Keine Steuerminderung für Rechtsverstöße
Einen weiteren Punkt heben sich die letztinstanzlichen Steuerrichter für den Schluss auf: Sie sehen einen zwei- oder sogar dreifachen Verstoß gegen das Embryonenschutzgesetz (ESchG). Eine Steuerminderung müsse jedoch in Einklang mit der innerstaatlichen Rechtsordnung stehen. Nach deren Regelungen dürfe auf eine Frau keine fremde unbefruchtete Eizelle übertragen werden; dieses Verbot einer Eizellenspende findet sich in § 1 Abs. 1 Nr. 1 ESchG. Auch weisen sie darauf hin, dass § 1 Abs. 1 Nr. 2 ESchG es untersagt, "eine Eizelle zu einem anderen Zweck künstlich zu befruchten, als eine Schwangerschaft der Frau herbeizuführen, von der die Eizelle stammt". Und schließlich sei die Einschaltung einer Ersatzmutter rechtswidrig – also "einer Frau, welche bereit ist, ihr Kind nach der Geburt Dritten auf Dauer zu überlassen" (§ 1 Abs. 1 Nr. 7 ESchG).
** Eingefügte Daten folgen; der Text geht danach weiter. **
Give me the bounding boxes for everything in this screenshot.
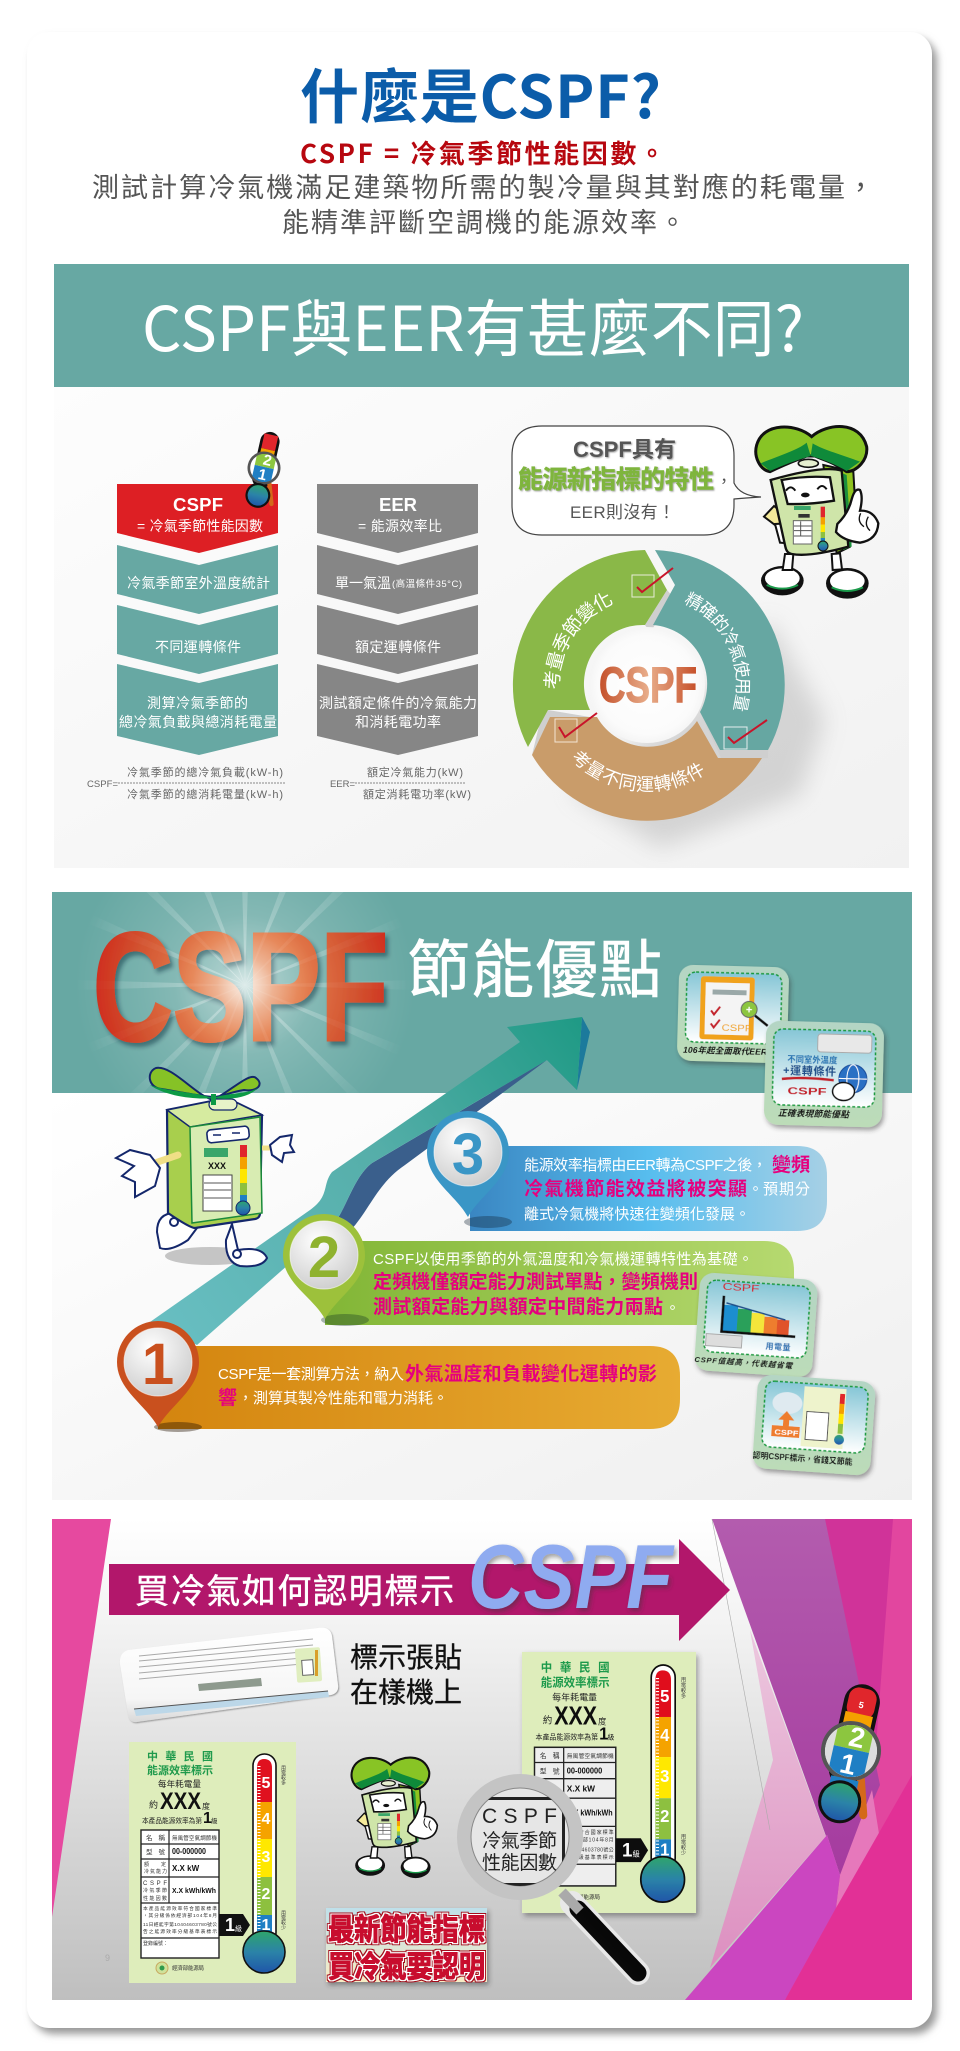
center disc <box>589 627 705 743</box>
pin 3 <box>427 1111 512 1228</box>
description text: 測試計算冷氣機滿足建築物所需的製冷量與其對應的耗電量， <box>92 166 874 205</box>
mascot: propeller leaves: XXX <box>208 1161 226 1171</box>
EER chevron text: 單一氣溫 <box>335 575 391 591</box>
energy label: left: 告之能源效率分級基準表標示 <box>143 1928 217 1935</box>
bar 1: ，測算其製冷性能和電力消耗。 <box>238 1390 448 1407</box>
panel background <box>52 1093 912 1500</box>
bar 2: CSPF以使用季節的外氣溫度和冷氣機運轉特性為基礎。 <box>373 1250 753 1268</box>
badge: higher CSPF saves power <box>694 1272 818 1378</box>
EER formula: EER= <box>330 779 355 790</box>
EER chevron text <box>319 494 477 730</box>
energy label: left <box>129 1742 296 1983</box>
green segment <box>513 550 667 747</box>
badge: recognise CSPF label <box>752 1374 876 1476</box>
energy label: left: 用電較多 <box>280 1765 286 1786</box>
energy label: right: 用電較少 <box>680 1834 686 1856</box>
speech bubble <box>512 426 761 535</box>
bar 1: 響 <box>218 1386 237 1409</box>
badge: accurate energy saving: 正確表現節能優點 <box>778 1108 850 1120</box>
energy label: left: 1 <box>203 1810 212 1827</box>
energy label: left: 級 <box>211 1816 218 1825</box>
bar 3 <box>470 1146 827 1231</box>
bar 1: CSPF是一套測算方法，納入 <box>218 1366 404 1383</box>
energy label: right: 每年耗電量 <box>552 1692 597 1703</box>
energy label: right: 級 <box>632 1849 640 1859</box>
energy label: left: 5 <box>262 1775 271 1792</box>
icon: thermometer with magnifier: 1 <box>256 466 268 484</box>
badge: replaces EER <box>677 965 789 1063</box>
energy label: left: 經濟部能源局 <box>172 1964 204 1972</box>
energy label: left: 用電較少 <box>280 1910 286 1930</box>
EER chevron text: EER <box>379 494 417 515</box>
donut shadow <box>570 620 825 848</box>
banner title: 買冷氣如何認明標示 <box>135 1573 454 1611</box>
badge: replaces EER: CSPF <box>722 1023 752 1034</box>
energy label: left: 無風管空氣調節機 <box>172 1834 217 1842</box>
tan ring text: 考量不同運轉條件 <box>574 750 704 792</box>
magnifier: 性能因數 <box>482 1852 557 1874</box>
donut diagram <box>512 550 829 852</box>
CSPF chevron text: 測算冷氣季節的 <box>147 695 248 711</box>
energy label: right: 約 <box>543 1714 552 1727</box>
bar 3: 。 <box>748 1181 763 1198</box>
energy label: left: 2 <box>262 1886 271 1903</box>
CSPF formula <box>87 765 286 801</box>
energy label: right: 用電較多 <box>680 1677 686 1700</box>
sticker caption: 標示張貼 <box>350 1642 462 1673</box>
handle <box>572 1903 638 1973</box>
air conditioner <box>120 1628 338 1722</box>
energy label: left: 登錄編號： <box>143 1940 168 1947</box>
left pink shape <box>52 1519 111 1917</box>
energy label: right: 中 華 民 國 <box>541 1660 610 1675</box>
heading band <box>54 264 909 387</box>
bar 2 <box>325 1241 794 1325</box>
energy label: left: 本產品能源效率為第 <box>142 1816 202 1825</box>
sticker caption <box>350 1642 462 1708</box>
bar 1 <box>158 1346 680 1429</box>
energy label: left: 名 稱 <box>146 1833 166 1842</box>
badge: accurate energy saving: 不同室外溫度 <box>787 1054 838 1065</box>
energy label: left: 度 <box>202 1801 210 1811</box>
lens text: CSPF <box>482 1805 557 1828</box>
energy label: left: 冷氣季節 <box>143 1887 167 1894</box>
energy label: left: 性能因數 <box>143 1895 167 1902</box>
energy label: right: 3 <box>660 1767 669 1786</box>
slogan plate: 最新節能指標 <box>328 1914 485 1947</box>
icon: large thermometer with magnifier: 5 <box>858 1700 865 1711</box>
right decorative facets <box>685 1519 912 2000</box>
EER chevrons <box>317 484 478 755</box>
mascot: propeller leaves <box>116 1068 294 1266</box>
bar 3: 離式冷氣機將快速往變頻化發展。 <box>524 1205 750 1223</box>
CSPF chevron text: 不同運轉條件 <box>155 639 241 655</box>
bar 1: 外氣溫度和負載變化運轉的影 <box>405 1362 657 1385</box>
sunburst <box>90 892 400 1093</box>
CSPF chevron text: CSPF <box>173 494 223 515</box>
speech bubble: EER則沒有！ <box>570 503 675 522</box>
center CSPF: CSPF <box>599 657 697 713</box>
EER chevron text: 額定運轉條件 <box>355 639 441 655</box>
energy label: right: 1 <box>660 1840 669 1860</box>
heading: CSPF與EER有甚麼不同? <box>142 279 804 369</box>
badge: replaces EER: + <box>746 1004 752 1017</box>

All das gelte unabhängig davon, ob eine Eizellenspende oder ein Ersatzmutterschaftsverhältnis kommerziell sei oder nicht.
Die Einführung der gleichgeschlechtlichen Ehe im Jahr 2017 (§ 1353 Abs. 1 S. 1 BGB) hat daran aus Münchener Sicht nichts geändert. "Der Gesetzgeber wollte hiermit die gleichgeschlechtliche Ehe nur an die verschiedengeschlechtliche Ehe angleichen", erklären die Richter. Im Gesetzentwurf des Bundesrats werde insofern ausdrücklich hervorgehoben, dass unter den Schutz des Art. 6 GG auch die kinderlose Ehe falle. Ihre Schlussfolgerung: "Aus diesem Anliegen folgt nicht die Pflicht, die zeugungsbiologischen Grenzen einer solchen Ehe steuerlich auszugleichen."